The first wave of plague manifested itself in three different forms. The bubonic as mentioned in Part I, characterized by the appearance of growths called buboes near lymph nodes under the armpit, in the groin or on the throat; the pneumonic which destroyed lung function and was most contagious, and the septicemic which invaded the circulatory system and prevented blood from clotting normally causing death by bleeding. It is believed that up to 20% of the bubonic victims may have survived the attack, those with the pneumonia died painfully over several days, and those afflicted with massive bleeding expired within 24 hours. (Of the latter some chroniclers recorded “well at breakfast, sick by lunch and dead by dinner”.)
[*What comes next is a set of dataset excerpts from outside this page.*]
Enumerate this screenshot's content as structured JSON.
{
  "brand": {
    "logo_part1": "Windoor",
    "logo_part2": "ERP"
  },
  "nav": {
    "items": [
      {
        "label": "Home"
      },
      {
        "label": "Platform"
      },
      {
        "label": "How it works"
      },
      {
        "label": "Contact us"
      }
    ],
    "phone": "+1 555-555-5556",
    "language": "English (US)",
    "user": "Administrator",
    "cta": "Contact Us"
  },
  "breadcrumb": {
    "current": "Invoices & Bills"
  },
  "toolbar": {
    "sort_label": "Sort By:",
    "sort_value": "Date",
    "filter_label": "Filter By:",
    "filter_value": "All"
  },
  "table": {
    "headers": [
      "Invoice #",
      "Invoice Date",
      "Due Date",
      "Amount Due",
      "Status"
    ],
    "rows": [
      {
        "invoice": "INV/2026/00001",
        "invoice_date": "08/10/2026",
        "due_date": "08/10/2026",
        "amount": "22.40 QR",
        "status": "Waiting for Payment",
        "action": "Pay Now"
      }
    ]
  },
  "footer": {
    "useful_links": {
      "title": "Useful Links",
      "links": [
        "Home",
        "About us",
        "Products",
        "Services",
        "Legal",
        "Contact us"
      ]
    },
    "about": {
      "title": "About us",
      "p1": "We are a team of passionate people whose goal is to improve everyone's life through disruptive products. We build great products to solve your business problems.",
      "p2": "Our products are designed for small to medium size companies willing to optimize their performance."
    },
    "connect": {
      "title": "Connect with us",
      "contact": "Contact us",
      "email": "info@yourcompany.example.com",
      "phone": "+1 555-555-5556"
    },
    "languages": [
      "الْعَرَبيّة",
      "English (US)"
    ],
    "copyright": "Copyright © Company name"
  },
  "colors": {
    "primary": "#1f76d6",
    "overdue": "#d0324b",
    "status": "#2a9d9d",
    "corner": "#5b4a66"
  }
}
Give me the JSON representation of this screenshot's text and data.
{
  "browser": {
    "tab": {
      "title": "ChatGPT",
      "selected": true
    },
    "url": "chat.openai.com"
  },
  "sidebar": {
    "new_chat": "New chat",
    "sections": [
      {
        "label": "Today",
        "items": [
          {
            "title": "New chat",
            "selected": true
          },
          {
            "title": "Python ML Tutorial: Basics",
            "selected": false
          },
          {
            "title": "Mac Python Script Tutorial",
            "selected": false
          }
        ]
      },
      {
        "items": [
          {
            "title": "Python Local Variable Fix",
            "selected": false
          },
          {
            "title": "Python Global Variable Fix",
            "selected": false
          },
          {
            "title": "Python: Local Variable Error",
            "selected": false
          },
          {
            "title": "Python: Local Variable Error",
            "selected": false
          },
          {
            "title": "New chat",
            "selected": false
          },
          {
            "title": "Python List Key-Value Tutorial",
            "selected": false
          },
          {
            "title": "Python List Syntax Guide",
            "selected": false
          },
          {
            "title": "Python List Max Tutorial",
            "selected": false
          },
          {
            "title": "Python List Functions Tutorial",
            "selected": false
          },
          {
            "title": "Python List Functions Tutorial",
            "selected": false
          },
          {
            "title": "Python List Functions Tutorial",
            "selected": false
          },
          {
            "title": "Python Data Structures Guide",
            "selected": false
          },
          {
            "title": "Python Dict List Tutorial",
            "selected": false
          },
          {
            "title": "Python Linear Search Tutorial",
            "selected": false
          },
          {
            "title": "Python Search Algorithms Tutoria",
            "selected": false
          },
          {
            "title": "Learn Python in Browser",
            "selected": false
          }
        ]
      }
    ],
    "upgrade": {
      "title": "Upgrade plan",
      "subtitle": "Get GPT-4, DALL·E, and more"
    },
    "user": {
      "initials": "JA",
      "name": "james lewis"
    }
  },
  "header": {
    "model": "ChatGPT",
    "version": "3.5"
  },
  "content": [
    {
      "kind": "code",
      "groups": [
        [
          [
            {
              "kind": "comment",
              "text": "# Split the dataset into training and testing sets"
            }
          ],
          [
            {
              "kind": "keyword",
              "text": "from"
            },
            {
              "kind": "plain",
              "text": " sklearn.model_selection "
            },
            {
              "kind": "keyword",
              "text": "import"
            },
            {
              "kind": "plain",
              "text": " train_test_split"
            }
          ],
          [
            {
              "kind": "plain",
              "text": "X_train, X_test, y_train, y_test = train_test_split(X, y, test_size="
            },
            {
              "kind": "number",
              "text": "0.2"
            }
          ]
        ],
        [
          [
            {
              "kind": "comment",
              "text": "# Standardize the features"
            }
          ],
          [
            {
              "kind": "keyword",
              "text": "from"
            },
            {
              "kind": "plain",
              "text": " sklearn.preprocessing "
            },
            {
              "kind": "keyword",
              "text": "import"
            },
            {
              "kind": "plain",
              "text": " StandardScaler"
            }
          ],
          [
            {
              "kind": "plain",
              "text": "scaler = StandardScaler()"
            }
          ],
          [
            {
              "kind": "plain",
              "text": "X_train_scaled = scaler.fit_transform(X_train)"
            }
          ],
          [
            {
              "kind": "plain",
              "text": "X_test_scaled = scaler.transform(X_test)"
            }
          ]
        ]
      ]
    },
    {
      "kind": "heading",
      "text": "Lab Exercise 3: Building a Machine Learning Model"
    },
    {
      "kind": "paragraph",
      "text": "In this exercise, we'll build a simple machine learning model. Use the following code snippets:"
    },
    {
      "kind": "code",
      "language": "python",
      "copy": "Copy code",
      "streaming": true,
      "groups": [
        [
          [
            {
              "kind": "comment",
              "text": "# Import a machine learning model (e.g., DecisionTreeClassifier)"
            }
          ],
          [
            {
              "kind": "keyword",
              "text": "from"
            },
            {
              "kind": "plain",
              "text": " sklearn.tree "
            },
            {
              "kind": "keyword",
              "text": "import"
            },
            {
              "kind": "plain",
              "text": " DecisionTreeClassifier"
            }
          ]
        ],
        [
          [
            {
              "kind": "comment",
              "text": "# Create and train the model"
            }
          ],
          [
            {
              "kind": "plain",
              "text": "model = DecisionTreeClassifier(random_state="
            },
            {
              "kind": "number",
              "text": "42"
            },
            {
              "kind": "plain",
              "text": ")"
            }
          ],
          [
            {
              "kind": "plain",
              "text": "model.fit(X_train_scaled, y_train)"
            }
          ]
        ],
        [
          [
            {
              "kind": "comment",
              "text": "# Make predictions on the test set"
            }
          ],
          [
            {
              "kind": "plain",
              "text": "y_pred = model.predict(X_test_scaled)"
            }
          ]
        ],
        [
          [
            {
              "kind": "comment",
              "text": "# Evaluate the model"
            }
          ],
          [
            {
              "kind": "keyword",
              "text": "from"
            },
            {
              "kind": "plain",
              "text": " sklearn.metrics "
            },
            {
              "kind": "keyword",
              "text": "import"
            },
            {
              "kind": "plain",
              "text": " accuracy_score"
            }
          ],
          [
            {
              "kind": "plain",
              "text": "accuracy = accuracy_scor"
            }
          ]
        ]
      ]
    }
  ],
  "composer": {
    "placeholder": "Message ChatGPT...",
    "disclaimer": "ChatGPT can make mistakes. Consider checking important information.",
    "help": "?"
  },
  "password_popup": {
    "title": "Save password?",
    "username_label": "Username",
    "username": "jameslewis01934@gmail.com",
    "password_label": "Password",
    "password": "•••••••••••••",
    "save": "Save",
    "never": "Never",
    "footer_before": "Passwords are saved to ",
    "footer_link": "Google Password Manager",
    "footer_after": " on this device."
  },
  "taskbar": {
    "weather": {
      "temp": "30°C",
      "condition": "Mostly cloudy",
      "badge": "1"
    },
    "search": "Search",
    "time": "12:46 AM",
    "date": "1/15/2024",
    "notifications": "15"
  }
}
Widespread panic grew as it became apparent that this new killer could be seen coming, could not be stopped and was untreatable. Consecrated cemeteries could not deal with the mounting piles of daily dead and mass burials became commonplace. The only “medical treatment” of the day encouraged induced bleeding which was hardly welcomed by the victims already at risk of bleeding to death internally. At first members of the clergy responded with home visits designed to bring comfort to their suffering “flock”. Whether a bishop or an assistant deaconess, the plague was no respecter of rank or high office, and the clergy was soon reduced by the same percentages as any other segment of the population. Church leaders however were quick to lay blame for the plague to the sinful nature of “man”. The idea that the people themselves had brought the anger of God upon all the lands, a belief that most people were quick to embrace became the mandated subject of special masses held as often as three times each week, along with fasting and self-flagellation events. When the reigning Pope himself died of the plague despite a level of self quarantine and protective measures intrinsic in his accommodations, the message was clear that even the robes of high office were no protection.
At the opposite end of the reaction scale were many who said “oh what the heck, we’re going to die anyway, let’s have a party!” So there were great gatherings of people who took great joy in practicing every kind of human depravity and licentiousness.
Thinking in terms of percentages and the consequences of a great “die off”, one will realize that while there were plenty of serfs, a good many born to the noble class, and the church still a powerful entity, there would not have been an endless supply of farriers, stone masons, coopers, thatchers, millers , butchers, wagon-masters and just plain fixer-uppers. The entire cast system along with the economic worth of tradespeople were about to be turned on their heads.